Published July 30, 2008 at 8:40 p.m.
Rick Hayes paraphrases Charles Dickens for the title of his exhibition "The Best of Times, The Worst of Times." Dickens' brilliant opening line from A Tale of Two Cities is the first link in a chain of dichotomies describing the precariously imbalanced worlds of 18th-century France and England. Hayes' solo exhibition of computer-manipulated digital photos at the SEABA office gallery is a gathering of images on two themes that evoke an early 21st-century America seemingly on the verge of chaos. One of the themes involves an ongoing project called "The Crystal City," while the other unfolds in 18 images organized into two nine-paned diamond configurations. The latter reference "a world of smoke and machines without human beings," according to a curatorial statement.
"The Crystal City" is a sprawling project assembled from found-glass items Hayes has been constructing at his home for several years. His obsession, like that of a model railroader, is in constant flux and represents "an unending war between chance and entropy," he writes. The SEABA show's selection of altered images of Hayes' glass megalopolis is called "Apparition." The most dramatic image is the 24-by-36-inch digital print "Main Towers." It's like a crowded Times Square of indigo pixels and densely packed shadows. A large crystal sphere segmented by reflections inhabits the middle ground of the phantasmagorical Manhattan.
Another piece in "Apparition" is the 12-by-16-inch print of a squad of plastic soldiers scattered across an eerie white landscape. Hayes deepened the picture plane by making the figures more indistinct in the distance, and activated the image using sloping dark angles along the corners of the picture. All of his images are formally astute, and his compositions are rugged and keenly organized.
Opposite the "Apparitions" half of the show are the diamond groupings of nine pictures each. The curator's statement describes them as based on skyscrapers and as an homage to Goya's "Disasters of War" cycle of prints. These presumably represent "The Worst of Times" epoch noted in the show's title - and, in yet another referential layer, bear some relationship to 9/11. Hayes' conceptual narrative is ultimately rather esoteric, but the images he's created are compelling - regardless of whether anyone else understands the ideas that inspired them or determined the layout of the show.
An aggregation of snapshot-sized pictures is entitled "Genealogy." Among them are shots of glass vessels, a glass head entitled "New Woman: Last of the Matriarchs," and the copy of a picture of a woman giving birth to a glass sphere, entitled "Origin Obscured by the Object of its Own Design." Hayes' colors are muted, as he seems more entranced by starkly contrasted values than florid hues. Colors such as the blurry turquoise in "Night and the City" are seen in fleeting flashes rather than saturated fields.

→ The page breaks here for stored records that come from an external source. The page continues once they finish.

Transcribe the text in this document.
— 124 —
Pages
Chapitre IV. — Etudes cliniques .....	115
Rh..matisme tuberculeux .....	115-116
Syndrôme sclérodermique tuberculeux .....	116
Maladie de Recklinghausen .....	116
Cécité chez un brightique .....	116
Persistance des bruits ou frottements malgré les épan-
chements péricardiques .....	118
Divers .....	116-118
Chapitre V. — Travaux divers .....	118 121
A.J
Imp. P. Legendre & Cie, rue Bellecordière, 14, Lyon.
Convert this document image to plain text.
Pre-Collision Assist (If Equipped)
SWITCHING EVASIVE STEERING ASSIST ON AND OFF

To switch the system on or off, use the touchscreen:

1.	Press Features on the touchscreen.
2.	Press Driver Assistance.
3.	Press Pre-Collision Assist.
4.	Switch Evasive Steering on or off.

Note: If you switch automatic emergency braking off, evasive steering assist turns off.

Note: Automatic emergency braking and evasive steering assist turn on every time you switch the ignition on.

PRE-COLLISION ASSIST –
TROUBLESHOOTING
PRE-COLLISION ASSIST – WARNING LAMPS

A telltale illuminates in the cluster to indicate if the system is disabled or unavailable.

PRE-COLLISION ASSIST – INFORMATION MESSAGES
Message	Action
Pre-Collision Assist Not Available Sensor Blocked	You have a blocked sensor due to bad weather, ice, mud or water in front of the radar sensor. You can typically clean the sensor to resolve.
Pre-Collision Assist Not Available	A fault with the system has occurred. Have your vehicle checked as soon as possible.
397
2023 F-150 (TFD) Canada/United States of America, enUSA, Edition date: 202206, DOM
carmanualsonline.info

A nearly 7-foot-high diamond of nine 16-by-20-inch prints looms ominously at one end of the gallery. The digital photos of geometric monoprints are somber and simplified. They are flat, yet striated with fine visual textures suggesting forms in a state of decay. Individual titles within the grouping include "The Triumph of Death," "The Last Missile" and "Sign of the Times." The piece entitled "Kronos" is named after the lord of the Titans in Greek mythology, who was overthrown by Zeus. Again, Hayes clearly has something very specific in mind with this tall diamond, beyond its graphic interest, but he doesn't disclose what it is.
Hayes' choice not to make things crystal clear is probably wise. Many of the images seem like postcards from a strange world too complex to be comprehended or fully described. The zeitgeist conjured in the artist's current exhibit is something too big to fit readily into a modest gallery.